Archive for May 16th, 2006
halo-halo
Author: Tala
I don’t like the rain when I’m outside, dressed in starched, smart office attire, trying to get to the office in one piece. But during the summer, when I’m stuck in the central business district instead of at the beach, when I’m surrounded by concrete and the honking of automobiles, ah, I love the rain. I turned the aircon off and left my windows open. I spent the day lounging in bed. Mmmm. I wish there were more days like this.
I finally got my own copy of Neuromancer. I am ashamed to say that I haven’t read the book in its entirety, only in Cliff’s Notes. I’ve temporarily moved out of my fantasy haze (until the next A Song of Ice and Fire installment comes), and I am so ready to explore the worlds of Gibson, Dick, and Stephenson. I think I bit more than I could swallow, no, chew! with Cryptonomicon. Yes, maybe I should have started with Snow Crash instead. I just finished The Devil Wears Prada, which was a complete waste of time. That doesn’t mean I’m not going to see the film. It will probably be entertaining. But as a book, forget it. The characterization was bland and uninspired. Sayang. It would have been better if it was written by that Bridget Jones author.
I came across Scott Adams’ blog. He’s the guy who’s responsible for snarky corporate slave, Dilbert. He was talking about his pet peeves in his blog, and shared this as one of them:
Unclear Queues
===========It bugs me when I can’t figure out who is next in line. I always blame the second person who arrived. The first person is blameless because one person can’t form a line even if he tries. But that second bastard can doom 20 people to incurable tension by refusing to stand directly behind the first person in an obvious “this is the line” fashion. That second idiot will start drifting to the side, perhaps checking out nearby merchandise or reading signs. That’s when the trouble begins.
The third person arrives and has no idea where to stand. It’s starting to look random. By the fifth person, the odds skyrocket that I will be accused of line-cutting no matter what I do. I spend my entire time in line rehearsing my imaginary defense for how I really was behind the guy that keeps wandering around.
This reminds me of the pre-CRS UP days.

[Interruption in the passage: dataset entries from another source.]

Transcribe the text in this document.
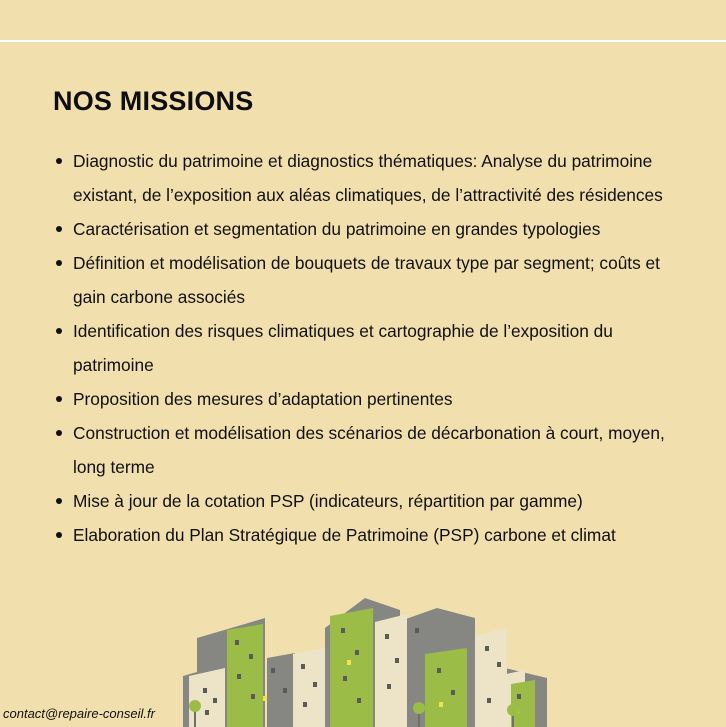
NOS MISSIONS
Diagnostic du patrimoine et diagnostics thématiques: Analyse du patrimoine existant, de l’exposition aux aléas climatiques, de l’attractivité des résidences
Caractérisation et segmentation du patrimoine en grandes typologies
Définition et modélisation de bouquets de travaux type par segment; coûts et gain carbone associés
Identification des risques climatiques et cartographie de l’exposition du patrimoine
Proposition des mesures d’adaptation pertinentes
Construction et modélisation des scénarios de décarbonation à court, moyen, long terme
Mise à jour de la cotation PSP (indicateurs, répartition par gamme)
Elaboration du Plan Stratégique de Patrimoine (PSP) carbone et climat
contact@repaire-conseil.fr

During sophomore year, the comfort of block scheduling disappears and students are introduced to the elitist tri-college (CS, CSSP, CAS) priority enlistment, prerog (teacher’s prerogative), and to the loooong lines that give the moniker University of Pila.
The nightmare lines are for the popular GE subjects Soc Sci 2, Hum 2, and Kas 2. During my sophomore year, I had to be at the registration site by 7am, since Eng’g wasn’t a priority college. Still, I’d find 20-50 people ahead of me, camping the line outside the classroom.
The irritating thing about these lines is that at some point, the last person has no idea for which subject the line is for. What’s more frustrating is that they don’t seem to mind the idea that they might be in the wrong line. I had to line up for Soc Sci 2, and the reg was in a classroom next to the Hum 2 reg. There were a bazillion lines snaking out till the AS lobby, and each person I asked (Which line is this for?) had 3 or 4 different answers. I had to fight my way to the frontlines (amidst people hissing for me to line up) to ask the person in charge what subject I the line was for. And when I went back to the end of the line and told the people in front me that it was for Soc Sci 2 and not for Hum 2, they wouldn’t even believe me. That it, until they got to the front and realized that they wasted 2 hours of their life lining up for a subject they didn’t want/need to take. As for me, I ran out of slots and had to prerog my way into a TTh class. Hehehe.